En la barca (Marcos 4,35-41)
Hay un método de oración conocido como oración imaginativa. Consiste en visualizarnos dentro de una determinada escena de la Biblia y atender allí a nuestros sentimientos, a nuestros sentidos de la vista, el olfato y el oído. Imaginando el incidente en todos sus facetas, simplemente dejando que nos hablara.
No hay muchas escenas evangélicas más dramáticas que la de Jesús y los apóstoles perdidos en un mar azotado por la tormenta. Marcos lo retrata con viveza, todos mojados y azotados por el viento, el esquife balanceándose como un corcho sobre aquellas olas, el agua rompiendo sobre la proa.
Los apóstoles están cada vez más asustados e impotentes. No sólo están decepcionados con Jesús, sino que están enfadados con él no sólo porque fue su idea cruzar este mar, sino más bien porque está exasperantemente dormido en la parte trasera de la barca.
La oración de la imaginación haría que aplicáramos este escenario a algún momento de crisis en nuestras propias vidas y que nos uniéramos a los doce en esa barca inundada. ¿Qué se siente al implorar a este Jesús dormido que parece no poder despertar? Además del susto, ¿qué otras cosas podríamos sentir?
Una es la ira: «Aquí estoy, un creyente en Dios y en el amor de Dios por mí, un seguidor de Jesús, el buen y bondadoso Pastor. No importa lo fuerte que grite en la oración, no hay respuesta, sólo silencio adormecido».
Lo que nos lleva a preguntarnos si está bien enfadarse con Dios. Aunque hay numerosas respuestas (entre ellas, «¡Dios puede soportarlo!»), una que ha tranquilizado a los fieles todo el tiempo es la conciencia de la buena compañía. Escucha algunos de estos arrebatos del libro de los Salmos.
«¿Por qué, Señor, te mantienes alejado? ¿Por qué te escondes en los momentos de angustia?» (Sal 10)
«Toda la noche, Señor, inundo de llanto mi lecho y empapo de lágrimas mi lecho. Mi alma está en profunda angustia. ¿Hasta cuándo, Señor? ¿Hasta cuándo?» (Sal 6)

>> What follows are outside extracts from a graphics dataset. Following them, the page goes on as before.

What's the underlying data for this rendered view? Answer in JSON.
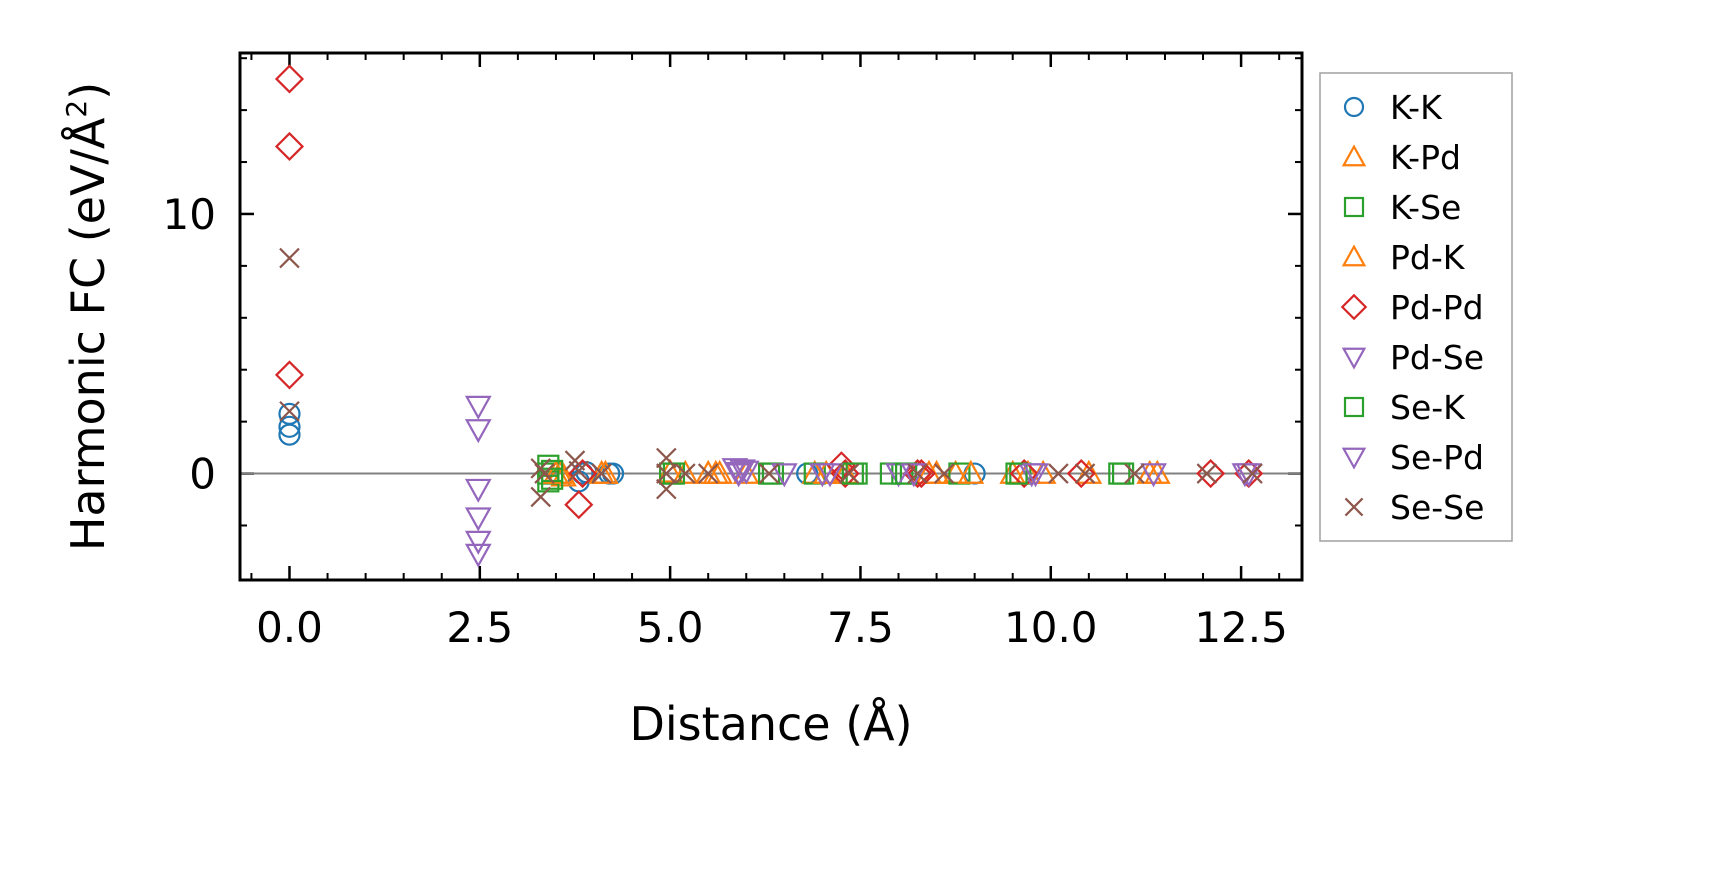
{
  "chart_data": {
    "type": "scatter",
    "xlabel": "Distance (Å)",
    "ylabel_main": "Harmonic FC (eV/Å",
    "ylabel_sup": "2",
    "ylabel_close": ")",
    "xlim": [
      -0.65,
      13.3
    ],
    "ylim": [
      -4.1,
      16.2
    ],
    "x_ticks": [
      0.0,
      2.5,
      5.0,
      7.5,
      10.0,
      12.5
    ],
    "x_tick_labels": [
      "0.0",
      "2.5",
      "5.0",
      "7.5",
      "10.0",
      "12.5"
    ],
    "y_ticks": [
      0,
      10
    ],
    "y_tick_labels": [
      "0",
      "10"
    ],
    "zero_line": 0,
    "legend_position": "outside-right",
    "series": [
      {
        "name": "K-K",
        "marker": "circle",
        "color": "#1f77b4",
        "points": [
          [
            0,
            1.5
          ],
          [
            0,
            1.8
          ],
          [
            0,
            2.3
          ],
          [
            3.8,
            -0.3
          ],
          [
            3.85,
            0
          ],
          [
            3.9,
            0.05
          ],
          [
            4.2,
            0
          ],
          [
            4.25,
            0
          ],
          [
            6.8,
            0
          ],
          [
            9.0,
            0
          ]
        ]
      },
      {
        "name": "K-Pd",
        "marker": "triangle-up",
        "color": "#ff7f0e",
        "points": [
          [
            3.55,
            0
          ],
          [
            3.6,
            -0.1
          ],
          [
            4.1,
            0
          ],
          [
            5.0,
            0.05
          ],
          [
            5.5,
            0
          ],
          [
            5.6,
            0
          ],
          [
            6.0,
            0
          ],
          [
            6.9,
            0
          ],
          [
            7.3,
            0
          ],
          [
            8.5,
            0
          ],
          [
            8.75,
            0
          ],
          [
            9.5,
            0
          ],
          [
            9.9,
            0
          ],
          [
            10.5,
            0
          ],
          [
            11.4,
            0
          ]
        ]
      },
      {
        "name": "K-Se",
        "marker": "square",
        "color": "#2ca02c",
        "points": [
          [
            3.4,
            0.3
          ],
          [
            3.4,
            0
          ],
          [
            3.4,
            -0.3
          ],
          [
            5.0,
            0
          ],
          [
            6.3,
            0
          ],
          [
            6.9,
            0
          ],
          [
            7.45,
            0
          ],
          [
            7.9,
            0
          ],
          [
            8.05,
            0
          ],
          [
            8.8,
            0
          ],
          [
            9.6,
            0
          ],
          [
            10.9,
            0
          ]
        ]
      },
      {
        "name": "Pd-K",
        "marker": "triangle-up",
        "color": "#ff7f0e",
        "points": [
          [
            3.5,
            0
          ],
          [
            4.15,
            0
          ],
          [
            5.2,
            0
          ],
          [
            5.65,
            0
          ],
          [
            7.05,
            0
          ],
          [
            8.4,
            0
          ],
          [
            8.95,
            0
          ],
          [
            9.7,
            0
          ],
          [
            11.3,
            0
          ]
        ]
      },
      {
        "name": "Pd-Pd",
        "marker": "diamond",
        "color": "#d62728",
        "points": [
          [
            0,
            15.2
          ],
          [
            0,
            12.6
          ],
          [
            0,
            3.8
          ],
          [
            3.8,
            -1.2
          ],
          [
            3.85,
            0
          ],
          [
            7.25,
            0.3
          ],
          [
            7.3,
            0
          ],
          [
            8.25,
            0
          ],
          [
            8.3,
            0
          ],
          [
            9.65,
            0
          ],
          [
            10.4,
            0
          ],
          [
            12.1,
            0
          ],
          [
            12.6,
            0
          ]
        ]
      },
      {
        "name": "Pd-Se",
        "marker": "triangle-down",
        "color": "#9467bd",
        "points": [
          [
            2.48,
            2.6
          ],
          [
            2.48,
            1.7
          ],
          [
            2.48,
            -0.6
          ],
          [
            2.48,
            -1.7
          ],
          [
            2.48,
            -2.6
          ],
          [
            2.48,
            -3.1
          ],
          [
            5.85,
            0.2
          ],
          [
            5.9,
            0
          ],
          [
            6.0,
            0.1
          ],
          [
            7.0,
            0
          ],
          [
            8.0,
            0
          ],
          [
            9.75,
            0
          ],
          [
            12.55,
            0
          ]
        ]
      },
      {
        "name": "Se-K",
        "marker": "square",
        "color": "#2ca02c",
        "points": [
          [
            3.45,
            -0.2
          ],
          [
            3.45,
            0.1
          ],
          [
            5.05,
            0
          ],
          [
            6.35,
            0
          ],
          [
            7.4,
            0
          ],
          [
            8.1,
            0
          ],
          [
            9.55,
            0
          ],
          [
            10.95,
            0
          ]
        ]
      },
      {
        "name": "Se-Pd",
        "marker": "triangle-down",
        "color": "#9467bd",
        "points": [
          [
            5.95,
            0.15
          ],
          [
            5.9,
            0.05
          ],
          [
            6.5,
            0
          ],
          [
            7.1,
            0
          ],
          [
            8.2,
            0
          ],
          [
            9.8,
            0
          ],
          [
            11.35,
            0
          ],
          [
            12.6,
            0
          ]
        ]
      },
      {
        "name": "Se-Se",
        "marker": "x",
        "color": "#8c564b",
        "points": [
          [
            0,
            8.3
          ],
          [
            0,
            2.4
          ],
          [
            3.3,
            -0.9
          ],
          [
            3.3,
            0.2
          ],
          [
            3.35,
            0
          ],
          [
            3.75,
            0.5
          ],
          [
            3.8,
            0.1
          ],
          [
            4.1,
            0
          ],
          [
            4.95,
            0.6
          ],
          [
            4.95,
            0
          ],
          [
            4.95,
            -0.6
          ],
          [
            5.2,
            0
          ],
          [
            5.5,
            0
          ],
          [
            6.3,
            0
          ],
          [
            7.35,
            0
          ],
          [
            8.25,
            0
          ],
          [
            8.6,
            0
          ],
          [
            10.1,
            0
          ],
          [
            10.45,
            0
          ],
          [
            11.1,
            0
          ],
          [
            12.05,
            0
          ],
          [
            12.65,
            0
          ]
        ]
      }
    ]
  }
}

Estos lamentos constituyen un tercio de todos los salmos y fueron incluidos a propósito como auténticas formas de oración. Ciertamente, resuenan con los gritos de rabia a nuestro supuesto Salvador dormido en el fondo de la barca. Saliendo directamente del corazón, se sincronizan con esos momentos difíciles que forman parte de la experiencia de casi todo el mundo, incluidos los santos. La decepción con Dios encaja con la fe genuina.
Pero luego hay una segunda fase. Los apóstoles siguen sacudiendo a Jesús con rabia, pero lo hacen por una confianza más profunda en que él se preocupa y tiene el poder de ayudarles. Ciertamente se ajusta a esos momentos de la vida en los que, aunque nos sentimos solos y abandonados, seguimos confiando, seguimos esperando en algo que no podemos ver pero que creemos que está realmente ahí.
Una imagen sorprendente de la Carta a los Hebreos capta el espíritu de esta perseverancia. Se trata de un ancla que lanzamos, no a las profundidades, sino hacia el futuro. El autor nos imagina agarrados a una cuerda, que es nuestra fe, y en el extremo de la cuerda hay un ancla. Lo que debemos hacer, nos aconseja, es balancear esa ancla hacia adelante, lanzándola a través de un velo delante de nosotros para que se agarre a algo sólido aunque invisible al otro lado. (Heb 6,19)
Con esa sensación de solidez de lo que está por venir, de lo que Pablo llama la «sustancia de las cosas que aún se esperan», nos aferramos a esa cuerda: nuestra esperanza. Seguimos confiando en que este Señor, que parece no responder, está ahí fuera, más allá del velo, y siempre nos está anclando con seguridad.
La oración imaginativa: un método probado por el tiempo para acercar las Escrituras a nuestras vidas, y una manera fructífera de tejer nuestras vidas en la sanación que viene a través de la Palabra de Dios. El propio san Vicente de Paúl la recomienda. En este pasaje sobre la tormenta, nos hace sentir la amenaza, oler el miedo, registrar la impaciencia, y aferrarnos al cabo que está anclado en el corazón del Señor de toda la vida.